Quickly becoming the market leader, the LPRL met the needs of thousands of individual music-lovers, record libraries, broadcasters and specialist enthusiasts.
When rebranded as Squires Gate Music Centre, it had branches in Manchester, London, Bristol and even, America.
The Long Playing Record Library first produced a selective catalogue in 1958, which they sold for three shillings. It was in effect a list of the best currently available LPs, the vast majority of its recommendations still in mono. Some 321 pages long, from this evolved their very first record guide.
With Kathleen as proof reader and March as editor, they were initially joined by Edward Greenfield and Dennis Stevens.

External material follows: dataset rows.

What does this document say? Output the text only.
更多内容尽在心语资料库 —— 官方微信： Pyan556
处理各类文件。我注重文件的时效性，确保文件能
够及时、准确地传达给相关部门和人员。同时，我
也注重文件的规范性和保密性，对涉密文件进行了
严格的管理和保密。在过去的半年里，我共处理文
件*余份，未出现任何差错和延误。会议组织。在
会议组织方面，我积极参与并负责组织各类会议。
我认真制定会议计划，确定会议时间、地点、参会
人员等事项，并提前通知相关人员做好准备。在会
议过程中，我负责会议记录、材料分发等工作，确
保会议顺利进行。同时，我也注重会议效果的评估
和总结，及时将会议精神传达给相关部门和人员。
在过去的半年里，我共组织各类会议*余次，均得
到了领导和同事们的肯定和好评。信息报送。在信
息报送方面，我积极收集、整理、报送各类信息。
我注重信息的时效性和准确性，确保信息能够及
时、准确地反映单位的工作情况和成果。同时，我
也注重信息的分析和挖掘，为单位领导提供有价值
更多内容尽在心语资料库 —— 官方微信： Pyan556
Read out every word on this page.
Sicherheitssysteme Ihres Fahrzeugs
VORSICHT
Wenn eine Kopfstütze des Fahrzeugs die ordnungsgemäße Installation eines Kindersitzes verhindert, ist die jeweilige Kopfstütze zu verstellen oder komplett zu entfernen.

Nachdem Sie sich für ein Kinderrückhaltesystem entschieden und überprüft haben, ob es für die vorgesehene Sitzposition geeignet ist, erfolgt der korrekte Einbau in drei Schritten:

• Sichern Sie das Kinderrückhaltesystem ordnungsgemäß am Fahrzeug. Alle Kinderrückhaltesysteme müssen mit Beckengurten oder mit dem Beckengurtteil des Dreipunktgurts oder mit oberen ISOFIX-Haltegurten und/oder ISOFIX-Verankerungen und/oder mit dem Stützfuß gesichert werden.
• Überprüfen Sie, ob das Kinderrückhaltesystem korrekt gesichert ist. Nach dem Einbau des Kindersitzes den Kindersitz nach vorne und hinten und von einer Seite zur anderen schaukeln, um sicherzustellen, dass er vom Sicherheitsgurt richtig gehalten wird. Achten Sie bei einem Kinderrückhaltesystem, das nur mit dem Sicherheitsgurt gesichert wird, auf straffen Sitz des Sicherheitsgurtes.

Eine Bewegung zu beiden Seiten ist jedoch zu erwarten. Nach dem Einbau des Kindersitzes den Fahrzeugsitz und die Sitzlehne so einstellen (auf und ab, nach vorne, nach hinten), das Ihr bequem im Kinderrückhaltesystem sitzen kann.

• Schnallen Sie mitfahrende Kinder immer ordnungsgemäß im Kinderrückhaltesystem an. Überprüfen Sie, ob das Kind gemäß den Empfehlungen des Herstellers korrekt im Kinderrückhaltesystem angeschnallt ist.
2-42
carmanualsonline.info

When Stevens departed for America, Robert Layton took his place. Easy to follow and noted for its high standard of accuracy and critical acumen, this annual guide, a bible of sound advice, became a trusted golden treasury, a modern Palgrave of the record world.
Such was its popularity year-on-year that in the 1970s, Penguin took over publishing responsibilities.

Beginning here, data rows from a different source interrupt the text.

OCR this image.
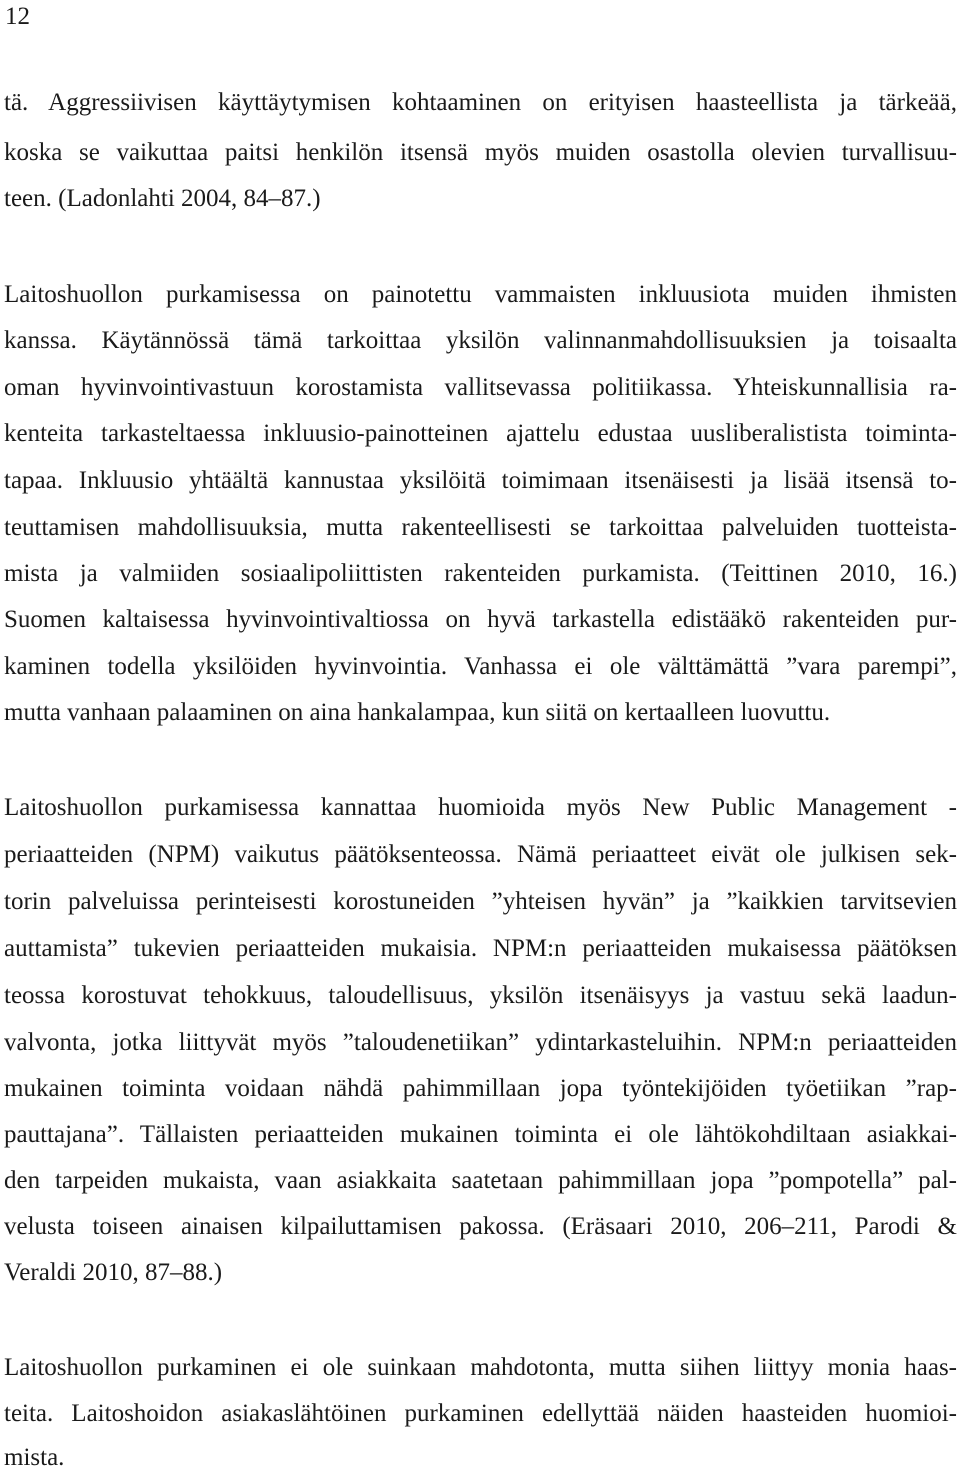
12
tä. Aggressiivisen käyttäytymisen kohtaaminen on erityisen haasteellista ja tärkeää,
koska se vaikuttaa paitsi henkilön itsensä myös muiden osastolla olevien turvallisuu-
teen. (Ladonlahti 2004, 84–87.)
Laitoshuollon purkamisessa on painotettu vammaisten inkluusiota muiden ihmisten
kanssa. Käytännössä tämä tarkoittaa yksilön valinnanmahdollisuuksien ja toisaalta
oman hyvinvointivastuun korostamista vallitsevassa politiikassa. Yhteiskunnallisia ra-
kenteita tarkasteltaessa inkluusio-painotteinen ajattelu edustaa uusliberalistista toiminta-
tapaa. Inkluusio yhtäältä kannustaa yksilöitä toimimaan itsenäisesti ja lisää itsensä to-
teuttamisen mahdollisuuksia, mutta rakenteellisesti se tarkoittaa palveluiden tuotteista-
mista ja valmiiden sosiaalipoliittisten rakenteiden purkamista. (Teittinen 2010, 16.)
Suomen kaltaisessa hyvinvointivaltiossa on hyvä tarkastella edistääkö rakenteiden pur-
kaminen todella yksilöiden hyvinvointia. Vanhassa ei ole välttämättä ”vara parempi”,
mutta vanhaan palaaminen on aina hankalampaa, kun siitä on kertaalleen luovuttu.
Laitoshuollon purkamisessa kannattaa huomioida myös New Public Management -
periaatteiden (NPM) vaikutus päätöksenteossa. Nämä periaatteet eivät ole julkisen sek-
torin palveluissa perinteisesti korostuneiden ”yhteisen hyvän” ja ”kaikkien tarvitsevien
auttamista” tukevien periaatteiden mukaisia. NPM:n periaatteiden mukaisessa päätöksen
teossa korostuvat tehokkuus, taloudellisuus, yksilön itsenäisyys ja vastuu sekä laadun-
valvonta, jotka liittyvät myös ”taloudenetiikan” ydintarkasteluihin. NPM:n periaatteiden
mukainen toiminta voidaan nähdä pahimmillaan jopa työntekijöiden työetiikan ”rap-
pauttajana”. Tällaisten periaatteiden mukainen toiminta ei ole lähtökohdiltaan asiakkai-
den tarpeiden mukaista, vaan asiakkaita saatetaan pahimmillaan jopa ”pompotella” pal-
velusta toiseen ainaisen kilpailuttamisen pakossa. (Eräsaari 2010, 206–211, Parodi &
Veraldi 2010, 87–88.)
Laitoshuollon purkaminen ei ole suinkaan mahdotonta, mutta siihen liittyy monia haas-
teita. Laitoshoidon asiakaslähtöinen purkaminen edellyttää näiden haasteiden huomioi-
mista.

First appearing in 1975, the Penguin Stereo Record Guide, was by now was 1,100 pages long – covering 435 composers and 4500 recordings. It became an annual publication thereafter, together with an addition guide to bargain CDs in 1992 and 1998 and a further one devoted to cassettes.
The 1984 publication, compiled by the usual team, heralded the arrival of CDs and covered all three formats, LPs, cassettes and CDs. It was huge best seller. From 1989 onwards, the main guide appeared biannually, with DVDs making their debut as an appendix to the 2002 edition.

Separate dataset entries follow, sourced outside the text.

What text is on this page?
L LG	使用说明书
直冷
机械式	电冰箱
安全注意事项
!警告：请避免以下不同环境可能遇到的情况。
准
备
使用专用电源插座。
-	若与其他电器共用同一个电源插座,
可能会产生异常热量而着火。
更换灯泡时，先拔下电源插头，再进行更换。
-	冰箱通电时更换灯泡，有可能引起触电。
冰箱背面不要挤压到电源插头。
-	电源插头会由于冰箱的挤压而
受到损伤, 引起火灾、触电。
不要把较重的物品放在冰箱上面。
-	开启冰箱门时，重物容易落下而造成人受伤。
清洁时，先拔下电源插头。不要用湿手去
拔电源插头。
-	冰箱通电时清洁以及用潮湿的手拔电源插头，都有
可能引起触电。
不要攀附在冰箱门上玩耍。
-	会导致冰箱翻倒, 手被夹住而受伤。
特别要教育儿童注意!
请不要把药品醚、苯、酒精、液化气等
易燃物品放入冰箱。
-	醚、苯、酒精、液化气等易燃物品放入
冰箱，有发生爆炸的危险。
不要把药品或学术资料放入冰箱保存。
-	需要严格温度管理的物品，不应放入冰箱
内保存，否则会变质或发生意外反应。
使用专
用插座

During the early 1960s, March and his wife played host to a number of ground breaking conferences on the recording industry.
Each event, held in Blackpool at the Norbreck Hydro, was able to attract such major figures as Donald Aldous, Stanley Kelly, Ralph West, Kenneth Alwyn, VC Clinton Baddeley, Tony Pollard and John Culshaw. In addition, March himself was much in demand – not only as a guest speaker at recorded music societies throughout the country, but as a valued adviser, operating throughout the local authority library sector. Such advice became the centre piece of a seminal volume, published in 1963, Gramophone Record Libraries: Their Organisation and Practice.
Able to write with ease and authority on subjects as diverse as the choral music of Heinrich Schutz or the piano quartets of Richard Strauss, over the years March would regularly contribute a wealth of finely written and knowledgeable critiques to a range of periodicals.
He remained one of the few critics who made recording the prime medium of their work. Joining the reviewing team of Cassettes and Cartridges in 1973, when that magazine ceased publication four years later, he joined The Gramophone.
There, initially compiling Cassette Commentary, this evolved into Collectors’ Corner, March focussing on reissues of older recordings that continued to fascinate.
While remaining with the magazine for more than 40 years, in 2000, as the station was being redeveloped, Squires Gate Music Centre moved premises, March handing over responsibility for the business to long serving colleagues Kathleen Singleton and Carole Riches.
This allowed him far more time to indulge his numerous other interests, particularly skiing. March also revelled in the time spent chewing over new ideas with musicians he had come to know and respect.
After all, for him, this sharing of experiences was what the job was all about. Particularly sensitive to mood, he was always quick to appreciate difficulties and even quicker to give practical help and support.